Cortical features of distinct developmental trajectories in patients with delusional infestation

Background Although there is strong neuroimaging evidence that cortical alterations are a core feature of schizophrenia spectrum disorders, it still remains unclear to what extent such abnormalities occur in monothematic delusional disorders. In individuals with delusional infestation (DI), the delusional belief to be infested with pathogens, previous structural MRI studies have shown prefrontal, temporal, parietal, insular, thalamic and striatal gray matter volume changes. Differential contributions of cortical features of evolutionary and genetic origin (such as cortical thickness, area and folding) which may distinctly contribute to DI pathophysiology are unclear at present.
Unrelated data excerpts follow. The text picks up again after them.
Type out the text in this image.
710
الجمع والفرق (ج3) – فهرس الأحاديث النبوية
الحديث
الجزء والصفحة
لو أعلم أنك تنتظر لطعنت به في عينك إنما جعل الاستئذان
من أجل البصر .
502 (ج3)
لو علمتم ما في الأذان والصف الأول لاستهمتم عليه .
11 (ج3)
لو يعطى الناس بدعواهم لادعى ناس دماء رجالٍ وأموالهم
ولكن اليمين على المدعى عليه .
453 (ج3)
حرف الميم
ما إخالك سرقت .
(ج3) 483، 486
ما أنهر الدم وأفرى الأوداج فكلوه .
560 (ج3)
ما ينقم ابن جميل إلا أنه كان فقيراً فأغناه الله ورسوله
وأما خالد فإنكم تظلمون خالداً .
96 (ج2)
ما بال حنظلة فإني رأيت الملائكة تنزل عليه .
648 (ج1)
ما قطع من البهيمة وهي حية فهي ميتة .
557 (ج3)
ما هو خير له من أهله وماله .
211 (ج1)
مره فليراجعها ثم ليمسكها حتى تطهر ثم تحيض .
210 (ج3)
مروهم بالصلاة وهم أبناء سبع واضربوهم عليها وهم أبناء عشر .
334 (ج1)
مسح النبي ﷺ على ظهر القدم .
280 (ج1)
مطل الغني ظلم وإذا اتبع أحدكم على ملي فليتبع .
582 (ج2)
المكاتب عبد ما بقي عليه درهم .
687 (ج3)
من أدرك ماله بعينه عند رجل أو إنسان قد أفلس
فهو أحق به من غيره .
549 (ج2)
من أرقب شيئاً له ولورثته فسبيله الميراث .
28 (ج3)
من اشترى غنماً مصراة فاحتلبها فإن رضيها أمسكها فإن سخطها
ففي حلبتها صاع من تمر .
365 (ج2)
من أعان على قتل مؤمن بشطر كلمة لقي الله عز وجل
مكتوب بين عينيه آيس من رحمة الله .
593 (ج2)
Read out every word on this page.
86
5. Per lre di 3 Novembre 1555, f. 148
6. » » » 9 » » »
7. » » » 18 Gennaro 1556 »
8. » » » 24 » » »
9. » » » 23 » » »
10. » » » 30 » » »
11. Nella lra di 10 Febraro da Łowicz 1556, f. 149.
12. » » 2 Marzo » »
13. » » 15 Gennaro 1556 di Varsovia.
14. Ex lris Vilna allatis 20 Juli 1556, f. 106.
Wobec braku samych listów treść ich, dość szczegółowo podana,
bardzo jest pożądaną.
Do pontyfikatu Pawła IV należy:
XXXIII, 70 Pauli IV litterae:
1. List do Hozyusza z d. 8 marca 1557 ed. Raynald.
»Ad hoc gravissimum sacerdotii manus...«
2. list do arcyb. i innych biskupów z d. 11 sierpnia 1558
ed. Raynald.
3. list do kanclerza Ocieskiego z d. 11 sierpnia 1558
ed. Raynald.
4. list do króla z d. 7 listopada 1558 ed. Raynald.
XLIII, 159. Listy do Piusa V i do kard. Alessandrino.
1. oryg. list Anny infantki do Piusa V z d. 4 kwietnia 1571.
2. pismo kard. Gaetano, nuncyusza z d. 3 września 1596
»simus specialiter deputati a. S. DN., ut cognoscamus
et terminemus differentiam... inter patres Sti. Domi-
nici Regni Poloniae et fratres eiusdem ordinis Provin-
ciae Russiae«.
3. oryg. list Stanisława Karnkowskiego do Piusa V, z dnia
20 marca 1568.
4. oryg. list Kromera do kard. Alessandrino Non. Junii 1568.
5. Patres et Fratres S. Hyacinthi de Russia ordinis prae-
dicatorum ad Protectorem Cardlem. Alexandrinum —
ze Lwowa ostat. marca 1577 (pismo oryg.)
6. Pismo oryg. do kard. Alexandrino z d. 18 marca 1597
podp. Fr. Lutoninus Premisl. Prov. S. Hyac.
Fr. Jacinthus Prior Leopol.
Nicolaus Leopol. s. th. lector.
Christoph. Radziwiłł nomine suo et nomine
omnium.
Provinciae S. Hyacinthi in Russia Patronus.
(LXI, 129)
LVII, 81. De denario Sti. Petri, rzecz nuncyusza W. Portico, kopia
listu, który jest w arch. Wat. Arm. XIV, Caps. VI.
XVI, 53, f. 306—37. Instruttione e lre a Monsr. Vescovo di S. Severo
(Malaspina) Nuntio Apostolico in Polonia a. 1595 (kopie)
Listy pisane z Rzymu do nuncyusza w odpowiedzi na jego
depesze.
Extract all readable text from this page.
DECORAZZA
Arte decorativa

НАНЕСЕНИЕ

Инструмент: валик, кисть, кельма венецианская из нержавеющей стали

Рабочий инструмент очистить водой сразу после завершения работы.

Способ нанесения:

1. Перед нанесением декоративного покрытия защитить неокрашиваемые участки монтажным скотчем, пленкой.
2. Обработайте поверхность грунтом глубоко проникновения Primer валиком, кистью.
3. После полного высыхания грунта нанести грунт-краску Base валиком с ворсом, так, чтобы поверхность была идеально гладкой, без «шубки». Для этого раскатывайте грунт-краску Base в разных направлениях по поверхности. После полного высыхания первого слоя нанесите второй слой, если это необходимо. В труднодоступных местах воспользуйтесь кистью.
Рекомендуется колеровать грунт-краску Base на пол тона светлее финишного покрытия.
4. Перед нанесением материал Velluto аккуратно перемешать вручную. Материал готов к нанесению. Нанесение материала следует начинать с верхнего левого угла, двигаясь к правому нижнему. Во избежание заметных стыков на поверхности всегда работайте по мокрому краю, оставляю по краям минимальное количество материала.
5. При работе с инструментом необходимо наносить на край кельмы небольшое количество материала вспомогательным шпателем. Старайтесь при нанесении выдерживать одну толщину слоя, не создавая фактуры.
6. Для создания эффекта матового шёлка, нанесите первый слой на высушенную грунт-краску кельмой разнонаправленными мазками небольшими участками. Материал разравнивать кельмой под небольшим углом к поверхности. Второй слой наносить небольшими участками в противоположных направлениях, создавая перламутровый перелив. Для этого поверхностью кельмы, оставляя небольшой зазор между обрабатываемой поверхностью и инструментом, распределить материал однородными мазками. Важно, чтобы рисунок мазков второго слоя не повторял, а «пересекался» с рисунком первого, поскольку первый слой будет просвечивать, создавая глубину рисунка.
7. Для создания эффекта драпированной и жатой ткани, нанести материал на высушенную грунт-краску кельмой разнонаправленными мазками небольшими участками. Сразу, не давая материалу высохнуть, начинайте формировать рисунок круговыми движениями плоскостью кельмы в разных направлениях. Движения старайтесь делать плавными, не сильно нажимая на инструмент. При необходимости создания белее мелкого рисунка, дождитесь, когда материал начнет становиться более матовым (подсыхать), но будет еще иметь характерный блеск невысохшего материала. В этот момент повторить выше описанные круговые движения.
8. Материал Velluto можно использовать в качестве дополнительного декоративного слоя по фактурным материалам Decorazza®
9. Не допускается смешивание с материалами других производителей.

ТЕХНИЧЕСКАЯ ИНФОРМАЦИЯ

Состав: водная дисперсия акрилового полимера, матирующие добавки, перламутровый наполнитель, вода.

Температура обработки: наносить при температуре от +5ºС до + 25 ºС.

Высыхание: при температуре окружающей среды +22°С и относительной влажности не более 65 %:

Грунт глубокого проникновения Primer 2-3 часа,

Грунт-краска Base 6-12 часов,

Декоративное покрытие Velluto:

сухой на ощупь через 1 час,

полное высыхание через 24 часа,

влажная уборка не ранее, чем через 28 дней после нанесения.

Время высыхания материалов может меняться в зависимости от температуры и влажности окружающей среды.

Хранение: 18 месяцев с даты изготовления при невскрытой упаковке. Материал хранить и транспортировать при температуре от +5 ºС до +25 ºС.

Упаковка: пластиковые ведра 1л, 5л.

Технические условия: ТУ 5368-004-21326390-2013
Methods In this study, 18 patients with DI and 20 healthy controls (HC) underwent MRI scanning at 1.0 T. Using surface-based analyses we calculated cortical thickness, surface area and local gyrification index (LGI). Whole-brain differences between patients and controls were investigated. Results Surface analyses revealed frontoparietal patterns exhibiting altered cortical thickness, surface area and LGI in DI patients compared to controls. Higher cortical thickness was found in the right medial orbitofrontal cortex (p < 0.05, cluster-wise probability [CWP] corrected). Smaller surface area in patients was found in the left inferior temporal gyrus, the precuneus, the pars orbitalis of the right frontal gyrus, and the lingual gyrus (p < 0.05, CWP corr.). Lower LGI was found in the left postcentral, bilateral precentral, right middle temporal, inferior parietal, and superior parietal gyri (p < 0.01, CWP corr.). Conclusion This study lends further support to the hypothesis that cortical features of distinct evolutionary and genetic origin differently contribute to the pathogenesis of delusional disorders. Regions in which atrophy was observed are part of neural circuits associated with perception, visuospatial control and self-awareness. The data are in line with the notion of a content-specific neural signature of DI.